Billy didn't come downstairs for dinner, and me and Claire decided best not to call him. By then, he had probably noticed the notes missing from his dresser. The situation had to be treated very carefully. So I thought. "You have to talk to him, James", Claire whispered. She wasn't touching her food. I wasn't touching mine either. Was I stupid? Should I have known? "Ok", I gave up, rising from the table. "I'll talk to him."

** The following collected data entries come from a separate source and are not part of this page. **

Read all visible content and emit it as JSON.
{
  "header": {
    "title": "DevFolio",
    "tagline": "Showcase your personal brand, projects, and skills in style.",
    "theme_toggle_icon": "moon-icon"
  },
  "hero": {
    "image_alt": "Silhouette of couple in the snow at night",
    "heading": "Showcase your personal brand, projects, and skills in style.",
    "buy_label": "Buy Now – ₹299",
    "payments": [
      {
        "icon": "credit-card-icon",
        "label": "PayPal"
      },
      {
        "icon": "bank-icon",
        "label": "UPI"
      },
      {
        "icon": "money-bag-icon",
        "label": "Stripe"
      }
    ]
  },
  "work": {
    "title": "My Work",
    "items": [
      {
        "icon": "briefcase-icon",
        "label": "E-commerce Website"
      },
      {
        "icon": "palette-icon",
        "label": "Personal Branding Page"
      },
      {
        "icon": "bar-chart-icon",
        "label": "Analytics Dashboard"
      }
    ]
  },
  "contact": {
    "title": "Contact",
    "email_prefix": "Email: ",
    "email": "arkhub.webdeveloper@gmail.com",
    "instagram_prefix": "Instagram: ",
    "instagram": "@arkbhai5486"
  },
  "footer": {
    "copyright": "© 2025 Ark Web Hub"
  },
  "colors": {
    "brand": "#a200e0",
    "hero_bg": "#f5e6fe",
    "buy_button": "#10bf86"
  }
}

I climbed the stairs in slow motion, I remember. Not literally, of course, but that's how my memory plays it back to me now. The climb, the long corridor leading to his door, the STOP sign and the LINKIN PARK poster staring back at me. Knock, knock. Was I a bad father? A bad husband? A bad person? Knock, knock. Nothing. Was I that stupid? I opened the door and he was there, and he was crying. Eyes all red when he turned to look at me. "Billy..." He didn't answer. It was like I wasn't there. Am I an idiot? Was I? Because when he got up, looking right through me like I was some kind of ghost, I swear the thought crossed my mind. Maybe I'm dead... Maybe I killed myself and this is some sort of Bruce Willis crap going on Can someone be that stupid? But then I saw the knife. "Dad", he whispered, and I knew. Yeah, I was dead. Just not yet. And he plunged it into me, again and again and again. Shit. And I drop to the floor. Was I that stupid, to not have seen what my son was, all this time? I feel him stepping over my body; pushing open the door into the hallway. I hear his voice... "Mom..." I wonder if he knows we showed the notes to Dr. Turing. He's probably gonna have to kill him, too... Was I that stupid? Was I that blind? "What is it, Billy?" Comes from downstairs. "I'm coming up." And my son closes his bedroom door behind me, and I close my eyes. And everything is blackness.